Décembre 2020. Une année bien différente. Et je ne parle même pas de la Covid. Je n'ai pas une minute à moi. Ce n'est pas une volonté de ma part de s'étourdir l'esprit pour ne pas penser à Angelina. Chaque jour, je pense très fort à elle et aux autres bébés partis trop tôt, j'ai lancé l'initiative du hashtag nosétoilesilluminerontnoel sur les réseaux sociaux. J'ai envie de faire plaisir, de faire du bien, d'apporter de la douceur autour de moi. C'est le premier Noël de bébé Arc-en-ciel. Nelya a déjà 7 mois, se déplace à 4 pattes. Elle est très intriguée par le sapin dans le coin du salon, elle file à toute vitesse toucher aux boules et s'amuse à tirer sur la guirlande. J'ai hâte de la voir ouvrir ses cadeaux maintenant qu'elle a appris à déchirer le papier. Ly-Ann, à 7 ans, aimerait croire encore un peu en la magie de Noël.
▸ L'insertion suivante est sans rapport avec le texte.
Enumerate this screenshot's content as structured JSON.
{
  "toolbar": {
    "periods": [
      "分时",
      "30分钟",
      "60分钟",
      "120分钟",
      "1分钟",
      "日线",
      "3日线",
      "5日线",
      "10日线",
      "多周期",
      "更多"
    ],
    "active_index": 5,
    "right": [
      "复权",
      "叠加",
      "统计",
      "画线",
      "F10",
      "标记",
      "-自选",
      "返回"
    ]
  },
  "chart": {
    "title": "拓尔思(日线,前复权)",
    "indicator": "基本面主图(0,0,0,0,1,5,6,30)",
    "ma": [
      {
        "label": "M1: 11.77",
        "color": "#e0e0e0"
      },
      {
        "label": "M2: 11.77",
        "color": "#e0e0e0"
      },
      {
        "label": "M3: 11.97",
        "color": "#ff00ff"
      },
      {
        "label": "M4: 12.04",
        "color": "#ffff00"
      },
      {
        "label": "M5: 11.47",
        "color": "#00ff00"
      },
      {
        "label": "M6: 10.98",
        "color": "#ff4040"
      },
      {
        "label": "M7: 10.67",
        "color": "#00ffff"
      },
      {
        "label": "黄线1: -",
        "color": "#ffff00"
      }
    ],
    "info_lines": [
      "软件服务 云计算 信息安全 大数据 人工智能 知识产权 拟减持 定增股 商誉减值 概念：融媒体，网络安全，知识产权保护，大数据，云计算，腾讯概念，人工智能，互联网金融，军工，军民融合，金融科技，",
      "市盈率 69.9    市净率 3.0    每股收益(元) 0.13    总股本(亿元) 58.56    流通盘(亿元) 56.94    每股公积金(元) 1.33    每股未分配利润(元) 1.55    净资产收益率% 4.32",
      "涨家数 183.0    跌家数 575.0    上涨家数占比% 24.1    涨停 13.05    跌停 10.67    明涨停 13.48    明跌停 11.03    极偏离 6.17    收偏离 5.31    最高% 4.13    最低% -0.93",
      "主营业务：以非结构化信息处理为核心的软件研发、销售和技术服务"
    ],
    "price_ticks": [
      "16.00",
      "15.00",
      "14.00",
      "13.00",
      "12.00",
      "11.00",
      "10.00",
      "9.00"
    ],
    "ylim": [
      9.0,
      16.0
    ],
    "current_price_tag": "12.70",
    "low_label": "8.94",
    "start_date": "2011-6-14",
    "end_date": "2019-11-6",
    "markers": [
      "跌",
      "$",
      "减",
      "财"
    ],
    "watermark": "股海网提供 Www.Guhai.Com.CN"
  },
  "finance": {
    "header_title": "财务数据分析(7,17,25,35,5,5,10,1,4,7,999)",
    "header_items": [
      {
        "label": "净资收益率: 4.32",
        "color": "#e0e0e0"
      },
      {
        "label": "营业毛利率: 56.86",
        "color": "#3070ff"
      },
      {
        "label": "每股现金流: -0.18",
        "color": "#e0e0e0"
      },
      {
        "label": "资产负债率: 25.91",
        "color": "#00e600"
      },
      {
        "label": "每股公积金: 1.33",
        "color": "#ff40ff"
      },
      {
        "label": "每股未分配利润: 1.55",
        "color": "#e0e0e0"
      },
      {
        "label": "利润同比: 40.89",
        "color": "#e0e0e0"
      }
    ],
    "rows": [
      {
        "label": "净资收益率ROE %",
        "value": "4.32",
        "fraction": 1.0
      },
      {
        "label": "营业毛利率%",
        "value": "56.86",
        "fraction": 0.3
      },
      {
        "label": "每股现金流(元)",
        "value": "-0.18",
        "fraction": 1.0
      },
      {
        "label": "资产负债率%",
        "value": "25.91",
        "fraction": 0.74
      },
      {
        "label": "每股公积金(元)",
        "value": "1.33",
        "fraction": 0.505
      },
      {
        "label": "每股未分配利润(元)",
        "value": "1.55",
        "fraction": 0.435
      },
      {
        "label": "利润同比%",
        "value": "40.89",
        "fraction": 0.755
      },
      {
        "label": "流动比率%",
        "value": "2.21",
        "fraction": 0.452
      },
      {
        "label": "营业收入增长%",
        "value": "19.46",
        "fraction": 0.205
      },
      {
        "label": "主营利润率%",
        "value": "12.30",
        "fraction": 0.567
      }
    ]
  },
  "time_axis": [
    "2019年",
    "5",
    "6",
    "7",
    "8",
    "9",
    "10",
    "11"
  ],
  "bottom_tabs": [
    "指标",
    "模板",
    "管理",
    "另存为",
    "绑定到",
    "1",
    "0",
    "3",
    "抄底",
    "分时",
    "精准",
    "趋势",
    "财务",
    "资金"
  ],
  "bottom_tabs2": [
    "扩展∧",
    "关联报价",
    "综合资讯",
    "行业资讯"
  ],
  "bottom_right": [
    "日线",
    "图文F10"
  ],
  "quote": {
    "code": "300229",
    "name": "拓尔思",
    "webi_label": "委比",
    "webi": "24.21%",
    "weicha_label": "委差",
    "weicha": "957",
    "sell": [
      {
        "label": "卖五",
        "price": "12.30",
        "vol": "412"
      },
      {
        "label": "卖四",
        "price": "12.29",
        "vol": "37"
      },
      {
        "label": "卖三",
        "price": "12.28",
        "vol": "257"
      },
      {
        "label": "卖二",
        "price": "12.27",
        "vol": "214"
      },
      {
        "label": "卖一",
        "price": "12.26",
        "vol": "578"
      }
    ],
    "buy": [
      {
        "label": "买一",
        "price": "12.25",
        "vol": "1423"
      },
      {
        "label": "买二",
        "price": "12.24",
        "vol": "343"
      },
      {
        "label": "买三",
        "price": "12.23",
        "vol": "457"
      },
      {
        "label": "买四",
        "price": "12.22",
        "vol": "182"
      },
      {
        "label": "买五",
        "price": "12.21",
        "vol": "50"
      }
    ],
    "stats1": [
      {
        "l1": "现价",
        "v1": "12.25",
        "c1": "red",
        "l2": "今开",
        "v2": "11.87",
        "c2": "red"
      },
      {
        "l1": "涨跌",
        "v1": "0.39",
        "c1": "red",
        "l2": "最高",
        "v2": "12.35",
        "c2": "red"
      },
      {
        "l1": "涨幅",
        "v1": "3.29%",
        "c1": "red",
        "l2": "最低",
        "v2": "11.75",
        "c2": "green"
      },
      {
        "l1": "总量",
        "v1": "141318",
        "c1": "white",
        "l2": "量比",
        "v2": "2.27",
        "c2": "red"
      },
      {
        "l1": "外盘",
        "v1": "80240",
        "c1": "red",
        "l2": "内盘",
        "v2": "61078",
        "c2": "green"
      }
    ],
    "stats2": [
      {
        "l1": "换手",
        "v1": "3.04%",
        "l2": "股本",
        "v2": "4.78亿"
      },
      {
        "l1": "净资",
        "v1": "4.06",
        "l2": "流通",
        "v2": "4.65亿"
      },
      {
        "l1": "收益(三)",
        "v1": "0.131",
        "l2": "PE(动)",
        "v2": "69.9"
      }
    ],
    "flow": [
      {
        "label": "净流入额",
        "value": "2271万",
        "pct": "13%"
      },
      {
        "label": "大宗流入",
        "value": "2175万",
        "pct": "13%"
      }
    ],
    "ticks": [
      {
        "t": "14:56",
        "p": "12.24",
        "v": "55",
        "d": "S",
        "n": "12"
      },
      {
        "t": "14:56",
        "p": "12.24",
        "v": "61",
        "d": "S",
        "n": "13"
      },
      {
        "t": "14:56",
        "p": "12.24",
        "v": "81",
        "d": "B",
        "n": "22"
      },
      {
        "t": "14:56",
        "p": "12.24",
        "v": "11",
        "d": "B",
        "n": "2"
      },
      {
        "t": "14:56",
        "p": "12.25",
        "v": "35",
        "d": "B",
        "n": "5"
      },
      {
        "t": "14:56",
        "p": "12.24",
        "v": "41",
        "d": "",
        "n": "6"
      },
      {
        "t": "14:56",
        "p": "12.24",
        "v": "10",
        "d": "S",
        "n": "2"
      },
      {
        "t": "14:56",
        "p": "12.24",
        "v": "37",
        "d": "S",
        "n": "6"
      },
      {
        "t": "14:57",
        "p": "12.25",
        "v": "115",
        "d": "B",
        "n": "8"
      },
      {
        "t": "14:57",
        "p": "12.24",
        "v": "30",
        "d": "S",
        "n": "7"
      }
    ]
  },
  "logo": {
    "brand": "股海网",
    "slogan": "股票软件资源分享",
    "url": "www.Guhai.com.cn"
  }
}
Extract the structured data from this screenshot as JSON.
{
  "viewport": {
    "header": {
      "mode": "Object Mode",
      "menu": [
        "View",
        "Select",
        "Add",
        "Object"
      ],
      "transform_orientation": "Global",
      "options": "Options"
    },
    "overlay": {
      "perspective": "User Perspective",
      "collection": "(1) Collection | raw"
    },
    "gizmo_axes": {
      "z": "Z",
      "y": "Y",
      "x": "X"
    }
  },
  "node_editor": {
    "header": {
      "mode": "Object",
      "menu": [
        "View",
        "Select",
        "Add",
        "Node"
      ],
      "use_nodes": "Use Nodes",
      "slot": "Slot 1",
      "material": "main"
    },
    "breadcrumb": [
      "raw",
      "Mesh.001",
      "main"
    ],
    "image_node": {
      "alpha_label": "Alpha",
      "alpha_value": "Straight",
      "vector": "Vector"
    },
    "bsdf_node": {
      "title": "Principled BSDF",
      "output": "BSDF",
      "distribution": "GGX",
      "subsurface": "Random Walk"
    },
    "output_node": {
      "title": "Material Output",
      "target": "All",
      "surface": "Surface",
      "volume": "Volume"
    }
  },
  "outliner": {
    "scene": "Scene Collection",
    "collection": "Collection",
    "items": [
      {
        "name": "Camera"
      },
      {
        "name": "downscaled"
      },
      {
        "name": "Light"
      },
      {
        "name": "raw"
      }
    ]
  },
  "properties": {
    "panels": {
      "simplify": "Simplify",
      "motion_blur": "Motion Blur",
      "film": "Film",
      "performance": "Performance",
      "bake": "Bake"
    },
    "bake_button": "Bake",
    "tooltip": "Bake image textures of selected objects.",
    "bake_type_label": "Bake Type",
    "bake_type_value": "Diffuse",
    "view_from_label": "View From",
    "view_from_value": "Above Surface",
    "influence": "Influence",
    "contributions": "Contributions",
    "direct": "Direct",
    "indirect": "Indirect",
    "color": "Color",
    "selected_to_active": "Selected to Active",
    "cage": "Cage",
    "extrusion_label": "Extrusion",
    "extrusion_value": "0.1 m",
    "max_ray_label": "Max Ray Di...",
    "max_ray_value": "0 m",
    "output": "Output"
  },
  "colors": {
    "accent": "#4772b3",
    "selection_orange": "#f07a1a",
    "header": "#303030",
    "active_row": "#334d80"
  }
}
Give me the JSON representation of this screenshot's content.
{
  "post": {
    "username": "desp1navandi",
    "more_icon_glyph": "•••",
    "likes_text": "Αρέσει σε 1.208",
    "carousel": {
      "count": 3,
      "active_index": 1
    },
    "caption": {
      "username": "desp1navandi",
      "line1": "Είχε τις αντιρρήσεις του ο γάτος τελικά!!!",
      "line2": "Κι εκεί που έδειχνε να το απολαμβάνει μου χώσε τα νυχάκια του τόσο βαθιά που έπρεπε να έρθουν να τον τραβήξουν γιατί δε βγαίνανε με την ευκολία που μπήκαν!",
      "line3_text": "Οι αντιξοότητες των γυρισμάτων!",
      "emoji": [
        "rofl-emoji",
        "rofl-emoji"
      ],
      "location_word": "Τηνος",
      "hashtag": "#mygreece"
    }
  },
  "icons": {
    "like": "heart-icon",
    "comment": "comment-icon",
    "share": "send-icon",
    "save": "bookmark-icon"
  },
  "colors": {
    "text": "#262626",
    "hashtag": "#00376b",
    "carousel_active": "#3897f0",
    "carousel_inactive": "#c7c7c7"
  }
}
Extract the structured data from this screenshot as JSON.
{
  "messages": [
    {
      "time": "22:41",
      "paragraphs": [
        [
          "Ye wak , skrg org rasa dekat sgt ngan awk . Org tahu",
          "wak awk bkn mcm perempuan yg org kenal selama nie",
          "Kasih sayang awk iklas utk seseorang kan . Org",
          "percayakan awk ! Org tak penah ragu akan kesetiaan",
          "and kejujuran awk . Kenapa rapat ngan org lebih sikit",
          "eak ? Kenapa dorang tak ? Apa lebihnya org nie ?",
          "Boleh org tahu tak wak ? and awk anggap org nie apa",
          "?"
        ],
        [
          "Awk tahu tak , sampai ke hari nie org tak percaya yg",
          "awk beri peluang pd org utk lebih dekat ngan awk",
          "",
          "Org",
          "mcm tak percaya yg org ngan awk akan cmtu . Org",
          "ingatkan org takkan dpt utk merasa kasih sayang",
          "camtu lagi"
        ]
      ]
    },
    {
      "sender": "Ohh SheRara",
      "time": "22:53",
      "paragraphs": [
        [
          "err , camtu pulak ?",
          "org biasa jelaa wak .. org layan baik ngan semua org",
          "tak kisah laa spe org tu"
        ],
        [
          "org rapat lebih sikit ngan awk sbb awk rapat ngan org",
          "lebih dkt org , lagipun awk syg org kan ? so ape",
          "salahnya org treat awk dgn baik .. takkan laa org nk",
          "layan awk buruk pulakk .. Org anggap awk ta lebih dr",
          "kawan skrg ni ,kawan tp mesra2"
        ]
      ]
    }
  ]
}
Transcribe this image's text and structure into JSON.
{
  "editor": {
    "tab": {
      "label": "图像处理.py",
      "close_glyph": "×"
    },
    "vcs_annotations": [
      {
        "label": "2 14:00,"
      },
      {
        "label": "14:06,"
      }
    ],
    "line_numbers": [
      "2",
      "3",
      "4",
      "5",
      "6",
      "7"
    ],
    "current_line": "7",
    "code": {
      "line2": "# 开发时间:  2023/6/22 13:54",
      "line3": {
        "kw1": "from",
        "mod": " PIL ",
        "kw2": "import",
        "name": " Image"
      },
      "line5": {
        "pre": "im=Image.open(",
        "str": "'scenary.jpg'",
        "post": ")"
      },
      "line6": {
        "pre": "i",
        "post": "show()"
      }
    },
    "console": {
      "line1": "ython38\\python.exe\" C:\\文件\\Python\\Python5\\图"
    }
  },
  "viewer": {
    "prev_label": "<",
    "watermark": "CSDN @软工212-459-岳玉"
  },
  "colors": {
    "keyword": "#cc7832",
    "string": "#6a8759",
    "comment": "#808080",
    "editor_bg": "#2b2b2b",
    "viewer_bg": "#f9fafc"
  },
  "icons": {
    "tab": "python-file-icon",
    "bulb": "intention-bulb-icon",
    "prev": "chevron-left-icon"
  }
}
Donc elle a passé une méga commande au Père-Noël : créer une ville de poupées sur la terrasse, une trentaine de poupées Barbie, une quinzaine de Ken, une dizaine de tenues, des voitures, des chevaux, etc. Elle justifie sa liste à rallonge par les économies qu'elle nous fait faire. Ben voyons... Mon mari s'est engagé à lui révéler la supercherie le lendemain de Noël. Comme je les aime ! Je savoure chaque instant de bonheur que me procure ma famille mais la tristesse s'empare de moi. Les émotions autour de cet autre Noël sans Angelina sont ambivalentes, contradictoires, mouvantes. Et les décorations personnalisées sur le sapin, symbolisant notre princesse des étoiles, ne suffiront pas à réchauffer mon cœur de mamange. Elle me manque terriblement. La famille n'est pas au complet puisque les aînées passent les fêtes chez leur père. Les plus grandes seront avec nous au prochain Noël, mais Angelina sera éternellement absente. Ma famille ne sera jamais au complet et ne sera jamais complètement heureuse. Une famille entre ciel et terre.




A toi Angelina, l'étoile la plus brillante dans le ciel. Tu scintilles dans nos coeurs, tu brilles dans nos yeux.

Nous t'aimons et pensons très fort à toi pour Noël, toi notre plus beau cadeau.